To test fourth hypothesis there will be created an Pipeline to clean, tokenize, vectorize, and classify using "Count Vectorizor". SVM algorithm will be run using Pipeline and new labels will be created.

### Task Distribution 

Basically the whole project will be carried out together. However, Dilruba will work predominantly at the first and second hypothesis, while Kaan will predominantly work in the third and fourth hypothesis. So Dilruba will take part in the search for "nltk" and "spacy" libraries. Kaan will explore how to do topic modeling with "LDA". In addition, which algorithms will be used in the project and how the algorithms to be used should be discussed and decided together.

### Calendar
| **Task**                                                  | **Deadline**| 
|:---------------------|:------------------|
|   Finding and examining the dataset                       |   Nov 14  |
|   Planning the whole project and completing the proposal  |   Dec 2     |
|   Executing first two aims of the project                               |   Dec 9     | 
|   Executing last two aims of the project                                |   Dec 16    | 
|   Checking/comparing results                              |   Dec 23    | 
|   Project Delivery                                        |   Dec 30    | 

There may be changes or additions about deadlines and tasks according to the progress.

# Atabey's notes

You must provide some samples of the dataset(s) and explain what they contain.

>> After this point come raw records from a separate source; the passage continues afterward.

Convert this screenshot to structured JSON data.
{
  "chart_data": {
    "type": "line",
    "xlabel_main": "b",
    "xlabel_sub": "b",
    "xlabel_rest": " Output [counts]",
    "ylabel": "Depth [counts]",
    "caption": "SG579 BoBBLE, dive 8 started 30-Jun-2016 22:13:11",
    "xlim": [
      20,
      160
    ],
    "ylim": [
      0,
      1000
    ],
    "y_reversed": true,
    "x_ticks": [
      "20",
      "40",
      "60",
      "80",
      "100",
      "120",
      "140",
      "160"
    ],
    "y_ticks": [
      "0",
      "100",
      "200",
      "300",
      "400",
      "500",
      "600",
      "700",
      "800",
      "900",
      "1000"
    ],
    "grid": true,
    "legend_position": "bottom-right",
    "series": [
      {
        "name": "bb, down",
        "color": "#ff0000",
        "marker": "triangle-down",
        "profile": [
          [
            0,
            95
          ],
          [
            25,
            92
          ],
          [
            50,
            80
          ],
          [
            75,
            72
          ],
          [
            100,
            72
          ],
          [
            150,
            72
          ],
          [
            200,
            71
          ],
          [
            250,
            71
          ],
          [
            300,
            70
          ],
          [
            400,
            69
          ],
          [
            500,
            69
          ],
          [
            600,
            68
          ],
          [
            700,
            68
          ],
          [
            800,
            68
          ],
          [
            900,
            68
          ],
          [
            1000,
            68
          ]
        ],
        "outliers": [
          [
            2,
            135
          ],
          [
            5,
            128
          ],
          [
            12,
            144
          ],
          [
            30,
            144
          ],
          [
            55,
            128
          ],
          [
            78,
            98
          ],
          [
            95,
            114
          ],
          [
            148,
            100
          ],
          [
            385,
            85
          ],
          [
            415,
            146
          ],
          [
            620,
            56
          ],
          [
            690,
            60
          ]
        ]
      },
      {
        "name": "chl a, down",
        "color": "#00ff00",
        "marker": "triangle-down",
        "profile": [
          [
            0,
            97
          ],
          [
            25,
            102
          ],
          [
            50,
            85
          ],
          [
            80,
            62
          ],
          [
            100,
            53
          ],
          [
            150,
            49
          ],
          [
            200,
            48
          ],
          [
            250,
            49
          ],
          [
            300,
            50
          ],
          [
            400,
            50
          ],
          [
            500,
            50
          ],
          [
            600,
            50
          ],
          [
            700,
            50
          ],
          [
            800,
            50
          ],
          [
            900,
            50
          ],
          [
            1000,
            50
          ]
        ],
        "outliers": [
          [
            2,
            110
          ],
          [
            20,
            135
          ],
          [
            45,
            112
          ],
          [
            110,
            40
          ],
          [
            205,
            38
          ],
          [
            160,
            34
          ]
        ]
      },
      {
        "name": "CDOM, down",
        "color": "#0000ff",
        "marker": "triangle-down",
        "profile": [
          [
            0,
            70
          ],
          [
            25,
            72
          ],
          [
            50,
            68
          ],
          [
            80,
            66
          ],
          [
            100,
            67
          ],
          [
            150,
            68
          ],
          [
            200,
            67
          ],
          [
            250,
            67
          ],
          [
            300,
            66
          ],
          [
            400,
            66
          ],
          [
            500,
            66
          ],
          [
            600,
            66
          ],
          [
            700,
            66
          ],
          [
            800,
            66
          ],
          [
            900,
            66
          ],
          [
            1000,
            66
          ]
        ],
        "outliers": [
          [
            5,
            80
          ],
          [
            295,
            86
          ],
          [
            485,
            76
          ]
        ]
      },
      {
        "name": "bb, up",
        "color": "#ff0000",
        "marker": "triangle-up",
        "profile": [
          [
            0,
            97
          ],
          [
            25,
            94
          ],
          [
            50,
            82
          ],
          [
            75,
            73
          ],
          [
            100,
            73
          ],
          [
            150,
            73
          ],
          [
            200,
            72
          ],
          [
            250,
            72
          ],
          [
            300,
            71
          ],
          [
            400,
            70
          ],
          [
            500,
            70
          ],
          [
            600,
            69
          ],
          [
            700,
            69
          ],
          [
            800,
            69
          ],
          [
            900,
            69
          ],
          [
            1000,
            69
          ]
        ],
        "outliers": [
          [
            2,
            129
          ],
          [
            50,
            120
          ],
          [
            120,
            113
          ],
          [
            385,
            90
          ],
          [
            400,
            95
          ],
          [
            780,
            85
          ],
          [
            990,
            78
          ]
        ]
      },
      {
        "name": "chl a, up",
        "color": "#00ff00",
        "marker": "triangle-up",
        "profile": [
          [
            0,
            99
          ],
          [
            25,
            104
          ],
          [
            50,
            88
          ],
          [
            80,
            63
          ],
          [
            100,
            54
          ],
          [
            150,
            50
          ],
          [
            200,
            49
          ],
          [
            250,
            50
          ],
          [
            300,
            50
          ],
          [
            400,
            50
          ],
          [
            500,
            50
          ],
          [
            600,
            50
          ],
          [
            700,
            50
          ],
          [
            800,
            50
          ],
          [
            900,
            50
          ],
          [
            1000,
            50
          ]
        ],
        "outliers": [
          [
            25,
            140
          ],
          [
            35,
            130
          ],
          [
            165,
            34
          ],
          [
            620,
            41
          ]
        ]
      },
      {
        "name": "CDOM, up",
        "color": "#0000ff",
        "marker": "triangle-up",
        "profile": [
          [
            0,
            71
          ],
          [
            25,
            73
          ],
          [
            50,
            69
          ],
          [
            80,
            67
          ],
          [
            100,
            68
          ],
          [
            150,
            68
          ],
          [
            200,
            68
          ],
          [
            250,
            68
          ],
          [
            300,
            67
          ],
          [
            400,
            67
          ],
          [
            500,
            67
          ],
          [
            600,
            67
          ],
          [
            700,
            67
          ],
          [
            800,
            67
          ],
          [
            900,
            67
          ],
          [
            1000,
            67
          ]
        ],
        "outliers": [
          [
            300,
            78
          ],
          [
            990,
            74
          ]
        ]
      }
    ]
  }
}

What is the shape of the dataset? What features does it have? Is the data structured or unstructured? How are you planning on converting text into a usable dataset?

Your questions are too vague. How are you planning on testing the accuracy of sentiments attached to each review? How are you going to figure out topics? What do you mean by 'sentiment' and what do you mean by 'topic'? How are you going to model them? What type of ML models are there that would help you answer this question?

This proposal is weak. It reads like something written in less than an hour. Also, the data is fairly well studied: there are close to 50 notebooks that studied this data on kaggle only. You must do something substantially different from them.